Des températures élevées peuvent provoquer des pertes hydriques plus importantes à cause du phénomène de transpiration, et entraîner un volume urinaire plus faible. Ceci pourrait expliquer l’augmentation du risque d’urolithiase (Bartoletti et al. 2007 ; Frank et al. 1963) (Figure 7).

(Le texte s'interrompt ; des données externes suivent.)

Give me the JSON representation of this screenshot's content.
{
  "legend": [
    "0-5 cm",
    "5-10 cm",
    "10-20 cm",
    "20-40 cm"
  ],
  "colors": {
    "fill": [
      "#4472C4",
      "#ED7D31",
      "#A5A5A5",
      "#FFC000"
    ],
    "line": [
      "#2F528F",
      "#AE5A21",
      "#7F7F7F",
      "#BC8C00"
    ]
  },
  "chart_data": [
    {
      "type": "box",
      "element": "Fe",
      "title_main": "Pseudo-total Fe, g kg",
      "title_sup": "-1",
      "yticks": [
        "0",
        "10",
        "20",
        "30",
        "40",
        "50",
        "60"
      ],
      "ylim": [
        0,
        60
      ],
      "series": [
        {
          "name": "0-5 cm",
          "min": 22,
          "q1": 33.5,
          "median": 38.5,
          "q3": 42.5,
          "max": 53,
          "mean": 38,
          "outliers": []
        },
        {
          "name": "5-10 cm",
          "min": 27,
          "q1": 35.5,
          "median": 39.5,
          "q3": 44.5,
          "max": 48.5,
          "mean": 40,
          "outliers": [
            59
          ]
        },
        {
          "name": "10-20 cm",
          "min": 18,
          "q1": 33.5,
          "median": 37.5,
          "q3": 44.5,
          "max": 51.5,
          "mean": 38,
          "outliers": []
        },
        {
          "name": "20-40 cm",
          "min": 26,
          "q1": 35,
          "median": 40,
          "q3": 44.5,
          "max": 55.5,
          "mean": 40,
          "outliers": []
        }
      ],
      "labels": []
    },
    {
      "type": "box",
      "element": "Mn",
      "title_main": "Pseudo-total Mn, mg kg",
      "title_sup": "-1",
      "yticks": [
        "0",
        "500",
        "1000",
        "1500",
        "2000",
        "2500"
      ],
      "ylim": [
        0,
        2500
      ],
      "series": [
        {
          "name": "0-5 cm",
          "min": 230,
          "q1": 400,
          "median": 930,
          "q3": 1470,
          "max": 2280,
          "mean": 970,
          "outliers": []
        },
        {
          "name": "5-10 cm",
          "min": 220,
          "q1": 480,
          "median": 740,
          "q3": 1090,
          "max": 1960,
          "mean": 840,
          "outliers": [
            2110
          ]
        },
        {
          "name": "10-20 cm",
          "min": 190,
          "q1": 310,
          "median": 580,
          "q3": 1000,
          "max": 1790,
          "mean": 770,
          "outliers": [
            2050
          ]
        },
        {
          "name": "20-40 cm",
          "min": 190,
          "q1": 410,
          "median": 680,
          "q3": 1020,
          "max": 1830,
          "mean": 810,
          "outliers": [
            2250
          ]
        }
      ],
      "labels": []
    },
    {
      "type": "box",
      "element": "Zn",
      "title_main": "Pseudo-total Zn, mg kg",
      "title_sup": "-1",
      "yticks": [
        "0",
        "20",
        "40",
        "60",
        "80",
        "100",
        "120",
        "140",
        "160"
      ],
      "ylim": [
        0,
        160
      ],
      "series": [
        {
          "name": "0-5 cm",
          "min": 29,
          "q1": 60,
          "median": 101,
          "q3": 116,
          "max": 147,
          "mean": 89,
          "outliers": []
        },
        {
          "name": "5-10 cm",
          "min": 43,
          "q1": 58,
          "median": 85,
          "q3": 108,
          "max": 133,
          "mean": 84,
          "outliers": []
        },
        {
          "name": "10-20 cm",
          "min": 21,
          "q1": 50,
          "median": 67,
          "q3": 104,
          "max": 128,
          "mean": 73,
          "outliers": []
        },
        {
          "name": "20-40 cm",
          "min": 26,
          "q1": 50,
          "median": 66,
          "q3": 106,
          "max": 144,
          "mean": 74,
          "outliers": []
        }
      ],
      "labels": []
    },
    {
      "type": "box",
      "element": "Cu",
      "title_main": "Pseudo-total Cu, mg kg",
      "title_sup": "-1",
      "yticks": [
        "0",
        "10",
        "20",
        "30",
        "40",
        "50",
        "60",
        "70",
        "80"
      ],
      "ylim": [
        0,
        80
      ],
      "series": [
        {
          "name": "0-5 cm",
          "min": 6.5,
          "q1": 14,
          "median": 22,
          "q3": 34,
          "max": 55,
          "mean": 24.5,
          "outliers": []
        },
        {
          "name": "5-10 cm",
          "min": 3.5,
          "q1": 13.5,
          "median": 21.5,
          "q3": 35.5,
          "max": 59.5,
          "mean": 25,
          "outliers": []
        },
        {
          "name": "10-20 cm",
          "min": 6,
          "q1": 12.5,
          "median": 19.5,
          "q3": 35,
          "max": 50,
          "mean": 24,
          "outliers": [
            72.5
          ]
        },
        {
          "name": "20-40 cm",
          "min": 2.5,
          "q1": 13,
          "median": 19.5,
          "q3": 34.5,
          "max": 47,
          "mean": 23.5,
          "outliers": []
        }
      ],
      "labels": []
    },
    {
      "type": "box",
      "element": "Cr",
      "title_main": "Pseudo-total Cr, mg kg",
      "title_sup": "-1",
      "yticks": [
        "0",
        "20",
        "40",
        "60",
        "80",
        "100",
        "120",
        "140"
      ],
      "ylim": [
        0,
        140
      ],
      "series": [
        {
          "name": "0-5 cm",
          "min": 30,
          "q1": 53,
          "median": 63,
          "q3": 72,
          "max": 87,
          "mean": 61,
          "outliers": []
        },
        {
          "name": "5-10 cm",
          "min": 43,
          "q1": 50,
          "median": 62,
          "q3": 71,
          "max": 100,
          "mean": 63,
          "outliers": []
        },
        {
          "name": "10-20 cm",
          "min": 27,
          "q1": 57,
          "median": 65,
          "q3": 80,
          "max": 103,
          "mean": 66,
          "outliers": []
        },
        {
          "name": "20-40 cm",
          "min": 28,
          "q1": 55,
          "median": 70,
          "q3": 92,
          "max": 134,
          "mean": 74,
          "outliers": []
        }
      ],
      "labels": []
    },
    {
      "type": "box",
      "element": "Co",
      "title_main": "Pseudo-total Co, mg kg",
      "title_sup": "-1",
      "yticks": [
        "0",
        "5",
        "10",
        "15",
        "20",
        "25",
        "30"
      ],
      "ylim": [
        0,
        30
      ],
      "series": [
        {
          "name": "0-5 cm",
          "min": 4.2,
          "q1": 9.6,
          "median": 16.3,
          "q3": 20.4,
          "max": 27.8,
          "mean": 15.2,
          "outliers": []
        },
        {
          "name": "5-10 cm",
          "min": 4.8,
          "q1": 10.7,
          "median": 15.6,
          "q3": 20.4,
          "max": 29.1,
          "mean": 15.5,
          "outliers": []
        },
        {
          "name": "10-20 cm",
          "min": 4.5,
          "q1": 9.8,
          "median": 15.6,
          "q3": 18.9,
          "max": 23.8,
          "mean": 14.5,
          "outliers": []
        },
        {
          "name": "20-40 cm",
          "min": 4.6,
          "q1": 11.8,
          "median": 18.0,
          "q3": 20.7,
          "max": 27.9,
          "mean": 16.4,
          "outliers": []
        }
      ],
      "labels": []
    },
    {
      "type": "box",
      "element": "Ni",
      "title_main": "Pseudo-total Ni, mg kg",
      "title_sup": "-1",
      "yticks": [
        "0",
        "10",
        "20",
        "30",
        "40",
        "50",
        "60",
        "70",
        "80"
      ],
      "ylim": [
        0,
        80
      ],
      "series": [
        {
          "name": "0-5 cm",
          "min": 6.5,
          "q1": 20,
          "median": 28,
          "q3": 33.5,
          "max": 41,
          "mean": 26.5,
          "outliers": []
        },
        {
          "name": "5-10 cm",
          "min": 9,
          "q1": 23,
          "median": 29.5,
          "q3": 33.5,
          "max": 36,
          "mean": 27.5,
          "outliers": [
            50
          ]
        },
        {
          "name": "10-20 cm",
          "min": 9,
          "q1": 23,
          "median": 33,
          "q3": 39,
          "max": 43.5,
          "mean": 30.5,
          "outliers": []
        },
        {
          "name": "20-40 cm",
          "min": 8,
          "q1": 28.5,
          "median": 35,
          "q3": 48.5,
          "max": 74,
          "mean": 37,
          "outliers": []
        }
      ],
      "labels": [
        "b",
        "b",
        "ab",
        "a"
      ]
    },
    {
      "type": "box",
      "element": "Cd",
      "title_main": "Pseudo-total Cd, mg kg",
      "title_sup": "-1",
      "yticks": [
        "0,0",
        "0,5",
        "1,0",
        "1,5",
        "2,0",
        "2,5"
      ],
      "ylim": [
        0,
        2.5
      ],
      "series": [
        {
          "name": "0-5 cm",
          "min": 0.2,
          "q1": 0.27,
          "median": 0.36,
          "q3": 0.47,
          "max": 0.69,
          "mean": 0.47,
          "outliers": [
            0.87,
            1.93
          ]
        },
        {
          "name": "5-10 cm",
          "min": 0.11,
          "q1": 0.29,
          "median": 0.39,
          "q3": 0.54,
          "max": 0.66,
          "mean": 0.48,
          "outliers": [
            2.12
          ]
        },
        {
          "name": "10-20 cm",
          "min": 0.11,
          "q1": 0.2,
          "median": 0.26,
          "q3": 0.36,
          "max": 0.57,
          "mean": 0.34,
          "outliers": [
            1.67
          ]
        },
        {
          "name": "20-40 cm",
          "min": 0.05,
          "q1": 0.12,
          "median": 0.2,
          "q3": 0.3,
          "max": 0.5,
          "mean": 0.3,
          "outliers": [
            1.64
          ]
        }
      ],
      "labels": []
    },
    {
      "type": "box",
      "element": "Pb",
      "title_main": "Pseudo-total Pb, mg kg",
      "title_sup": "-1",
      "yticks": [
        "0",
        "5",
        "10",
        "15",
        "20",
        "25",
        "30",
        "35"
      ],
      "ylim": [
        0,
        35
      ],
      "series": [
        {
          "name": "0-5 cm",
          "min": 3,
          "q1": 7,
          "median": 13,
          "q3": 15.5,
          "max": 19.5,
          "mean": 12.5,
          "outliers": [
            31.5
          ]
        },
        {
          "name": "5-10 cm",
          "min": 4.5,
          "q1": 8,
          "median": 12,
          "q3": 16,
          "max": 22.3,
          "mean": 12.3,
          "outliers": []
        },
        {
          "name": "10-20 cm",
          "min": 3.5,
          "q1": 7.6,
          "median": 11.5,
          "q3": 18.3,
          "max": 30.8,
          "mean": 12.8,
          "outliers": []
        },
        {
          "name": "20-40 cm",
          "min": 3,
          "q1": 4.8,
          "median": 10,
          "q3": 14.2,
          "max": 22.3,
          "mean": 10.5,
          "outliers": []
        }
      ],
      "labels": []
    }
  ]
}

schéma : Conditions associées à la déshydratation chronique, à la prédisposition à un faible volume urinaire et donc à l’augmentation du risque de calculs rénaux

Figure 7. Conditions associées à la déshydratation chronique, à la prédisposition à un faible volume urinaire et donc à l’augmentation du risque de calculs rénaux.

 

 

Messages à retenir

Il est essentiel d’éviter la déshydratation en maintenant des apports en eau suffisants, surtout en cas de perte hydrique aiguë. Dans un telle situation, la consommation d’une quantité d’eau insuffisante conduit à un déficit hydrique, génère un faible volume urinaire et augmente le risque de lithiase.